Frederic Vasseur, chefe da Ferrari, admitiu que a execução da equipa não foi suficientemente boa, apesar de reconhecer que a estratégia não foi completamente errada. A narrativa sobre as falhas estratégicas da Ferrari não é sempre justa, uma vez que a Scuderia teve sucessos significativos, incluindo a vitória de Hamilton em Barcelona no início do ano. Em Zandvoort, o resultado foi fortemente influenciado por uma qualificação abaixo do esperado, que deixou ambos os carros na terceira fila, num dos circuitos mais difíceis para ultrapassagens.
A frustração de Hamilton foi exacerbada pela falta de clareza na comunicação com a equipa, que não lhe forneceu as informações que ele desejava. Vasseur explicou que, antes do virtual safety car, a intenção era potencialmente manter os pneus até ao final, mas a Ferrari decidiu não divulgar essa estratégia, para não oferecer informações úteis aos rivais. Embora isso tenha sido compreensível, a equipa precisava de garantir que Hamilton sentisse que sabia o que estava a fazer.
A relação de Hamilton com a Ferrari ainda está a evoluir.

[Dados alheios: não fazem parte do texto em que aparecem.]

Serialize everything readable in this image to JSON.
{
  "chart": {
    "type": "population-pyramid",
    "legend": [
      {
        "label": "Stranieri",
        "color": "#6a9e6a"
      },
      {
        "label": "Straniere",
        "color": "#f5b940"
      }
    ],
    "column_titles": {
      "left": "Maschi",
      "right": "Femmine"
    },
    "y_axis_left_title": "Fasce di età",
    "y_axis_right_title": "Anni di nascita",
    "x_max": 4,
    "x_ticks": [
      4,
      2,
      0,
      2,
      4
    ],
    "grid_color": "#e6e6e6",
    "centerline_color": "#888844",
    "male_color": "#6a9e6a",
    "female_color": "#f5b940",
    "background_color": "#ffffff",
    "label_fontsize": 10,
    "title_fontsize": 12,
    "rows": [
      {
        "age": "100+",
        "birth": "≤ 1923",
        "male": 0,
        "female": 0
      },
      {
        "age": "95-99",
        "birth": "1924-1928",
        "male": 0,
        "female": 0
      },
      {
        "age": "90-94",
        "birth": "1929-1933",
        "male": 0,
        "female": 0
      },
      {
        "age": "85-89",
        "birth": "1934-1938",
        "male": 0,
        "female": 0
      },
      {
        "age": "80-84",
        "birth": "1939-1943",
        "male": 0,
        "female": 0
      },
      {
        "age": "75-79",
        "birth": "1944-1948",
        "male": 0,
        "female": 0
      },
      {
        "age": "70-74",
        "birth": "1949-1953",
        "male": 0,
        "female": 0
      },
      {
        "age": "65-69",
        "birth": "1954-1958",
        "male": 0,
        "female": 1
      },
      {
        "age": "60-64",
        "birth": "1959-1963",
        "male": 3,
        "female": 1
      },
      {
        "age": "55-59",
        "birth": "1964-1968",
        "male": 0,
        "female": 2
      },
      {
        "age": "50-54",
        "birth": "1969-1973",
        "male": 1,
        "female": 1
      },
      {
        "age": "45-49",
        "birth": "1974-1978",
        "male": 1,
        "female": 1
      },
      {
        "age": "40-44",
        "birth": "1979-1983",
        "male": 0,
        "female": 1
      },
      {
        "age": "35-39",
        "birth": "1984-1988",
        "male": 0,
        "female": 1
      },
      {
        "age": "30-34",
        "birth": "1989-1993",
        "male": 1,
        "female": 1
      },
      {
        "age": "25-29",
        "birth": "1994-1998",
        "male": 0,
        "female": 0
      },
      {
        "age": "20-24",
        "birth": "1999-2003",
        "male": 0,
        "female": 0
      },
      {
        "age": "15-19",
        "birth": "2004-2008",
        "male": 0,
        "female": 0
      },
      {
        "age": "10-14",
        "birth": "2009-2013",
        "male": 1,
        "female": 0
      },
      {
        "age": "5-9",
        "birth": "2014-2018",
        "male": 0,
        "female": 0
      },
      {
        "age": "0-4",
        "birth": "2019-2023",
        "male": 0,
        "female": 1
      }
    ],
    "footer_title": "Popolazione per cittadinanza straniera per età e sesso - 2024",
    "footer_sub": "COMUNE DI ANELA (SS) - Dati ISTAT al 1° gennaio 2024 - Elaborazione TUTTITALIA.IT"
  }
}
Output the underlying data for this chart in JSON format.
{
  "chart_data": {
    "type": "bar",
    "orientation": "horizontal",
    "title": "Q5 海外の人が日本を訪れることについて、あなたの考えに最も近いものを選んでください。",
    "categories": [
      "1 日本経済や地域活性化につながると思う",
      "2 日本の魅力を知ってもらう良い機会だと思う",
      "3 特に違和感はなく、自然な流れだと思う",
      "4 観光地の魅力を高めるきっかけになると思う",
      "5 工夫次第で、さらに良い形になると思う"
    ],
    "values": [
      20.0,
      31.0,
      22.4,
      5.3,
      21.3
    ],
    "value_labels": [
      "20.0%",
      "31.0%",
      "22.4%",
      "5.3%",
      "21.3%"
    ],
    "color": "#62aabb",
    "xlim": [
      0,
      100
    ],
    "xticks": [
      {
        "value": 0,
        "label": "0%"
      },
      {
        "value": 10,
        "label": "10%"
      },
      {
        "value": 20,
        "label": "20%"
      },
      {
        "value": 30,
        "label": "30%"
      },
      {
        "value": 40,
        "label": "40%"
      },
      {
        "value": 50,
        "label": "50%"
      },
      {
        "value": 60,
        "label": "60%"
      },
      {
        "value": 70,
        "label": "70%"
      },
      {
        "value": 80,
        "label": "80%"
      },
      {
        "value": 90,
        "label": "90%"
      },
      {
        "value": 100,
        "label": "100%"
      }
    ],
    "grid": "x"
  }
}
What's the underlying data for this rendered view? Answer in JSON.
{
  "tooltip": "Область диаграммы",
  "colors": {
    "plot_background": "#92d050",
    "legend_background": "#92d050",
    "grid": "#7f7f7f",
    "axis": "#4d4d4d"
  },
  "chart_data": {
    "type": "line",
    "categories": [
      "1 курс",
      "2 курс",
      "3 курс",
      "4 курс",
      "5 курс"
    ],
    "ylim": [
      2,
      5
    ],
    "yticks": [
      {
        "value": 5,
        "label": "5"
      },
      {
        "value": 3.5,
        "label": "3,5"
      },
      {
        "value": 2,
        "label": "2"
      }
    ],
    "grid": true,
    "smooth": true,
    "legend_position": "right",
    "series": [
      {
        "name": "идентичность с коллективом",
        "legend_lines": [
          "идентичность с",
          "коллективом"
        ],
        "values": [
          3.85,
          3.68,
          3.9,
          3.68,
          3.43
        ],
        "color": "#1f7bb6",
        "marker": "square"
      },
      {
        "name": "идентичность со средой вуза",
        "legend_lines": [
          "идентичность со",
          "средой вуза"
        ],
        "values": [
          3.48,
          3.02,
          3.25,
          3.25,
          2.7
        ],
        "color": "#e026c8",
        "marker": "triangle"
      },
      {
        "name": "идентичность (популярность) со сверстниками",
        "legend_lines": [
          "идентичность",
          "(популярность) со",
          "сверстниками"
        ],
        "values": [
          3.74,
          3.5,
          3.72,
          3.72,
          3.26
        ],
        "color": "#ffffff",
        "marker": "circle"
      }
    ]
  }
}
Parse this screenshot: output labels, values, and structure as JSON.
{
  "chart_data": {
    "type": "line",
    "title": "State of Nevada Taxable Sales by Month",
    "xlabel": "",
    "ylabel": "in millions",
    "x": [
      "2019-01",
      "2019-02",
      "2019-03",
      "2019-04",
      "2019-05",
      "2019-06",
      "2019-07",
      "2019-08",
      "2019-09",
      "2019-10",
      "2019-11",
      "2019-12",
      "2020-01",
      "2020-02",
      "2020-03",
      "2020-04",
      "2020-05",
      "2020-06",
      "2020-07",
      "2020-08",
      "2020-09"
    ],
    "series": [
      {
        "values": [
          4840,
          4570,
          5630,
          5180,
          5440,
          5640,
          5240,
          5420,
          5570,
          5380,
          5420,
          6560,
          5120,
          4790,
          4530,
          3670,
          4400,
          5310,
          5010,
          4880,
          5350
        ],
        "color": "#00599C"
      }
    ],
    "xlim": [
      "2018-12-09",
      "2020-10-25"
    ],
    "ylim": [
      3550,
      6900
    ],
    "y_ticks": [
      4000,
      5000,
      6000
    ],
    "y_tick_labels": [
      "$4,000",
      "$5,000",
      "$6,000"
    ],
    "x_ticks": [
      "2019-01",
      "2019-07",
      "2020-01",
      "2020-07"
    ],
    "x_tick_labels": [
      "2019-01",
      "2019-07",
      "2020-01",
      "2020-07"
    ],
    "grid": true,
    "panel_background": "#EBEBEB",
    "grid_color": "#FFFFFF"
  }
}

Ele referiu-se a Carlo Santi como o seu “Bono italiano”, mas essa comparação não reflete a profundidade da relação que teve com Peter Bonnington na Mercedes, onde a confiança mútua foi construída ao longo de muitos anos. Para que a relação com a Ferrari se desenvolva, Hamilton também precisa permitir que a sua equipa o desafie.
A petição de desculpa de Hamilton não foi para se desculpar por exigir mais da Ferrari, mas para mostrar que a sua ambição de vencer não diminui. Após a corrida, ele afirmou: “Estou aqui para ganhar.” A sua exigência deve ser vista como um aspecto positivo, que demonstra a sua determinação, mesmo quando está a lutar por posições mais baixas. O que Zandvoort revelou é que a Ferrari ainda tem um caminho a percorrer na sua execução e comunicação, pois houve falhas no plano estratégico que poderiam ter alterado o resultado.
Hamilton não vai deixar de ser exigente, e a Ferrari precisa acolher essa mentalidade. O que aconteceu em Zandvoort foi uma boa lembrança de que o piloto está ainda motivado e faminto por vitórias, e que a equipa precisa de se sentir confortável para desafiar um campeão mundial de sete títulos quando necessário.